Certains analystes plus suspicieux pourraient suggérer que l’acte terroriste du 22 mars à Moscou est en fait une opération sous faux drapeau. L’objectif d’une telle opération serait similaire à celui de l’Inside Job du 11 septembre, à savoir supprimer définitivement toutes les libertés civiles, mettre en place une surveillance généralisée et instaurer un État policier. Mais que cette action criminelle ait ou non un lien avec le pouvoir réel à Moscou, elle entraînera des changements majeurs.

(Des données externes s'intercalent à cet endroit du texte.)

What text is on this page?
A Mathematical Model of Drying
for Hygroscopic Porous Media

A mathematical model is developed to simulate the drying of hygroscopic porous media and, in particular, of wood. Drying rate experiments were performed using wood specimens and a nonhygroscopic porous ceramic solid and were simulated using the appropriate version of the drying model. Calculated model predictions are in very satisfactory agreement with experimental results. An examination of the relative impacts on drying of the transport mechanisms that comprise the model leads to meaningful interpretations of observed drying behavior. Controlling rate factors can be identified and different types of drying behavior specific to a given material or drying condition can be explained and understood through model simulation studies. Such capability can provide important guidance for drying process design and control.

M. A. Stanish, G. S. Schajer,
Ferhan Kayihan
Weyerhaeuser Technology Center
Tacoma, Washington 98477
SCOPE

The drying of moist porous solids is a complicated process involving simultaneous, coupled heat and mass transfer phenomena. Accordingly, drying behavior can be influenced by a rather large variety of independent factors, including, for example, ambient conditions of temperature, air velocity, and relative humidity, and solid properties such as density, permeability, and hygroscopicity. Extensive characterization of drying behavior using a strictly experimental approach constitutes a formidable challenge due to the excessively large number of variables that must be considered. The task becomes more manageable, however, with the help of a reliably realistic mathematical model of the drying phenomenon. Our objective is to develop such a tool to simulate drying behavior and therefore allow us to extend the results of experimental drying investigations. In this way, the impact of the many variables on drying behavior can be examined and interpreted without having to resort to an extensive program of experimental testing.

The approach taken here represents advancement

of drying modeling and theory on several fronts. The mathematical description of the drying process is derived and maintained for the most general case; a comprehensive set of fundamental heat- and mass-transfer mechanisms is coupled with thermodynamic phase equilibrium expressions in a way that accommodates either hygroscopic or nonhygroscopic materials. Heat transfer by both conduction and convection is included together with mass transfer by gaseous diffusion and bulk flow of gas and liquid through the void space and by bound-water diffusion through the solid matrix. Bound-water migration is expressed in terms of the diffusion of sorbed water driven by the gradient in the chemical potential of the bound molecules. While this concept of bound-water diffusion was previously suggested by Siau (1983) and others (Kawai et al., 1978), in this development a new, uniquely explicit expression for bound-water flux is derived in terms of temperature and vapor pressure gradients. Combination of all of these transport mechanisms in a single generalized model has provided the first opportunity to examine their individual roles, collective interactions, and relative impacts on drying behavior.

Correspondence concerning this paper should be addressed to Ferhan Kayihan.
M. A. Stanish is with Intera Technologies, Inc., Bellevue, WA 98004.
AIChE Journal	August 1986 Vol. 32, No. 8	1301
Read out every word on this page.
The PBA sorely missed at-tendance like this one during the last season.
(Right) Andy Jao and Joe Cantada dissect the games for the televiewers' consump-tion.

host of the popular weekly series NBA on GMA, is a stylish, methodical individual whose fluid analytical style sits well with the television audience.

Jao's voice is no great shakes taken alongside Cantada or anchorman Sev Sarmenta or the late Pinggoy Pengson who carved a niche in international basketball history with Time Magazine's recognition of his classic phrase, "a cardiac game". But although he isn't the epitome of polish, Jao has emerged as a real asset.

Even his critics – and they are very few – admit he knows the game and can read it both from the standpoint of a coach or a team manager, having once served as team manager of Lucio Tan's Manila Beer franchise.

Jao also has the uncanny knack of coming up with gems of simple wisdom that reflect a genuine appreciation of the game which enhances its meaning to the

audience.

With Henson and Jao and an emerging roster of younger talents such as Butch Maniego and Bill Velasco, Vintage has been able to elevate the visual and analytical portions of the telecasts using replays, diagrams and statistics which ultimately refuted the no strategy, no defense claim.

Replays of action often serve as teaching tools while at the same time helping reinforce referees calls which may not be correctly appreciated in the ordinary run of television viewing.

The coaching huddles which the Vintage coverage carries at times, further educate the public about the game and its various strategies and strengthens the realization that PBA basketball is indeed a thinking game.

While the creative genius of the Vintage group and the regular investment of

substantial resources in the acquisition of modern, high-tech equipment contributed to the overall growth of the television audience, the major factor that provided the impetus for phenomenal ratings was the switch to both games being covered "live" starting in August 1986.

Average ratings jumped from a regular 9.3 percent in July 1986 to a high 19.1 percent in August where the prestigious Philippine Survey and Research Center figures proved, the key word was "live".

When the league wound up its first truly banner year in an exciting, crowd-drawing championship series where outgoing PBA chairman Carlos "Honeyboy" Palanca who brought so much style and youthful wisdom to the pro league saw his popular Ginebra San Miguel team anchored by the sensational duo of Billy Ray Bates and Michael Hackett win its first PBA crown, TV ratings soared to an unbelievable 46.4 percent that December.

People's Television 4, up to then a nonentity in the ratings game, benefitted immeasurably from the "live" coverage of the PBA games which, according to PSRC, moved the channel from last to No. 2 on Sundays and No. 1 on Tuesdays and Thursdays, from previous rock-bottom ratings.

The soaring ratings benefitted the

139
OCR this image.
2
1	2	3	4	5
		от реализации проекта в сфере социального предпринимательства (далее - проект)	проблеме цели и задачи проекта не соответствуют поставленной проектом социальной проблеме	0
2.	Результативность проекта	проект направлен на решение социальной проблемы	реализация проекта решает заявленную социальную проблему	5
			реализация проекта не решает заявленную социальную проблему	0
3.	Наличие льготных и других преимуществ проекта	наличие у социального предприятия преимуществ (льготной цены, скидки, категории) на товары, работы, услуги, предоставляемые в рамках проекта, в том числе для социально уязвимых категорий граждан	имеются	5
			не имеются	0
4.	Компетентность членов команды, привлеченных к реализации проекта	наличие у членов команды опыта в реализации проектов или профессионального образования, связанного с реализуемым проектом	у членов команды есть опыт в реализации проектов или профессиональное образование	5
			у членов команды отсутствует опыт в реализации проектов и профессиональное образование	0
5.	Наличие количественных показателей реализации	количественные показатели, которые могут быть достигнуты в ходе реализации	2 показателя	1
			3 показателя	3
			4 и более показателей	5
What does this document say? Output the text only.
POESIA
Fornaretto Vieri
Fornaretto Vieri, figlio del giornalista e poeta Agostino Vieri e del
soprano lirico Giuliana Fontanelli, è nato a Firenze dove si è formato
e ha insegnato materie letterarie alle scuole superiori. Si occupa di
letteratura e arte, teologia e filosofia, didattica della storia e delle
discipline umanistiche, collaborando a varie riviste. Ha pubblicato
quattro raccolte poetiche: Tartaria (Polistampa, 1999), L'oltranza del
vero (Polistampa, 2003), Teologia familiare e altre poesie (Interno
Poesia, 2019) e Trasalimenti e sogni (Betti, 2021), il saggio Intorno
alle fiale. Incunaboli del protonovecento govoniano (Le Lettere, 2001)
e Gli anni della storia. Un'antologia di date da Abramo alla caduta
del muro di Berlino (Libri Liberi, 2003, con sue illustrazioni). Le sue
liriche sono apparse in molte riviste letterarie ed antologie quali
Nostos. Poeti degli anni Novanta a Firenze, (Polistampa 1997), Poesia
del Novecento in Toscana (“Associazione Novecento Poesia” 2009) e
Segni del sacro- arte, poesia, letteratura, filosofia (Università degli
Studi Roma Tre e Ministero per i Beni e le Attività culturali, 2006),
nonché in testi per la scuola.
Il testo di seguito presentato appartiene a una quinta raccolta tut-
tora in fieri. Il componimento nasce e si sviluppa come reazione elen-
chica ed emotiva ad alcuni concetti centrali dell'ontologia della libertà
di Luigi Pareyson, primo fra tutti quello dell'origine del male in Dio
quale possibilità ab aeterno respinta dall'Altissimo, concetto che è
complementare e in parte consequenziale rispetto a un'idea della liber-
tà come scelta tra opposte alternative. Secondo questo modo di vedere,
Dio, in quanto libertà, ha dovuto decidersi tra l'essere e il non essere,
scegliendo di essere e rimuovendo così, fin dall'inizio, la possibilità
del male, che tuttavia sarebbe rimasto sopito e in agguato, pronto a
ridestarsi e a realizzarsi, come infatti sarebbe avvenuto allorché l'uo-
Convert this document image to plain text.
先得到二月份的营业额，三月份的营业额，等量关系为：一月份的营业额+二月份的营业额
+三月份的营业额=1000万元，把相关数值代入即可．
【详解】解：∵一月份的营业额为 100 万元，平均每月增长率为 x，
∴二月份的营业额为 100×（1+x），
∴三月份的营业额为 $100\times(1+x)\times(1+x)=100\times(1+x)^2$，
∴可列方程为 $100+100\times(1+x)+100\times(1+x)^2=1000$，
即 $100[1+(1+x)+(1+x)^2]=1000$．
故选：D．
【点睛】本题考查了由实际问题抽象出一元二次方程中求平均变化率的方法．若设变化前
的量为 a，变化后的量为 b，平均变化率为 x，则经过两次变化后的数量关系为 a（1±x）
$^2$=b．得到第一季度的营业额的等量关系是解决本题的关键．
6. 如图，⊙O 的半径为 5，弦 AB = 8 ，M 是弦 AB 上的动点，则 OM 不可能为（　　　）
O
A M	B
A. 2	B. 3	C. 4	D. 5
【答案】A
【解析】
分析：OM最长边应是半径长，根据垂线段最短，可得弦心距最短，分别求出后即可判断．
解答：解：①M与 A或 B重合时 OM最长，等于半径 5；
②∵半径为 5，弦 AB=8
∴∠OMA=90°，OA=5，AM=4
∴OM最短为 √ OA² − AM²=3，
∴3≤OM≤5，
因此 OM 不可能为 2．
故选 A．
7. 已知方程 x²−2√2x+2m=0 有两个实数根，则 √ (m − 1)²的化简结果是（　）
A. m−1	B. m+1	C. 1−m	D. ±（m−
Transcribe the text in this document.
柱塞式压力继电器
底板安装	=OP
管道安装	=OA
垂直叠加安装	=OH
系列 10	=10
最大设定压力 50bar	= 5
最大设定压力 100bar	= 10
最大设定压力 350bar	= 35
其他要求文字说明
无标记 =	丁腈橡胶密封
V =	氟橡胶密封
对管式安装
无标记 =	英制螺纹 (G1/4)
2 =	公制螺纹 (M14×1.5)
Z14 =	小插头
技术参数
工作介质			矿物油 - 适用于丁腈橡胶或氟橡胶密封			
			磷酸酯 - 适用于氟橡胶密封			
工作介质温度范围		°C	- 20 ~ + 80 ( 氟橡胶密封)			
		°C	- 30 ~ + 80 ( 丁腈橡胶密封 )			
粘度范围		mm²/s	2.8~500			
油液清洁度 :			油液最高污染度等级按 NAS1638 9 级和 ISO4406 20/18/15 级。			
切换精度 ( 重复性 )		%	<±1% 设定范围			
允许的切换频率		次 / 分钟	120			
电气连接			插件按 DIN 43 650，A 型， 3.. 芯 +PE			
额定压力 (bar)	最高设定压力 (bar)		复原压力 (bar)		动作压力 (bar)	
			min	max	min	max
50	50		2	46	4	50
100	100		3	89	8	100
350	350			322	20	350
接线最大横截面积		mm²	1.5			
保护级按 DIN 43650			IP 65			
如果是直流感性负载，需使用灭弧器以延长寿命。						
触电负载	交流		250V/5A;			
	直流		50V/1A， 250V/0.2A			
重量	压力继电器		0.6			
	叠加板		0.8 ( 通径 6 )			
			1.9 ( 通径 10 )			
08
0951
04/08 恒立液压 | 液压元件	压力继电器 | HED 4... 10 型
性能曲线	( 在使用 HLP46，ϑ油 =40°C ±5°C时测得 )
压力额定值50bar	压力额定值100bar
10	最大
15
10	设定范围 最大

La troisième guerre mondiale, qui, selon de nombreux analystes, a commencé il y a deux ans avec l’intervention militaire russe en Ukraine, entre dans une nouvelle phase. Beaucoup plus dangereuse, voire fatale pour l’Humanité. Les véritables maîtres du jeu international ont besoin de la guerre, du terrorisme, de la dévastation économique et du désastre social. Ce n’est qu’ainsi qu’un chaos généralisé à l’échelle de continents entiers pourra être atteint, aboutissant à l’instauration du Nouvel Ordre International.
Le spectacle macabre prend des dimensions de plus en plus effrayantes. Attachez vos ceintures et retirez vos lunettes roses. L’élection de Poutine pour un nouveau mandat à la tête de l’État pourrait être une victoire à la Pyrrhus, non seulement pour lui et son équipe, mais aussi pour l’ensemble de l’Humanité.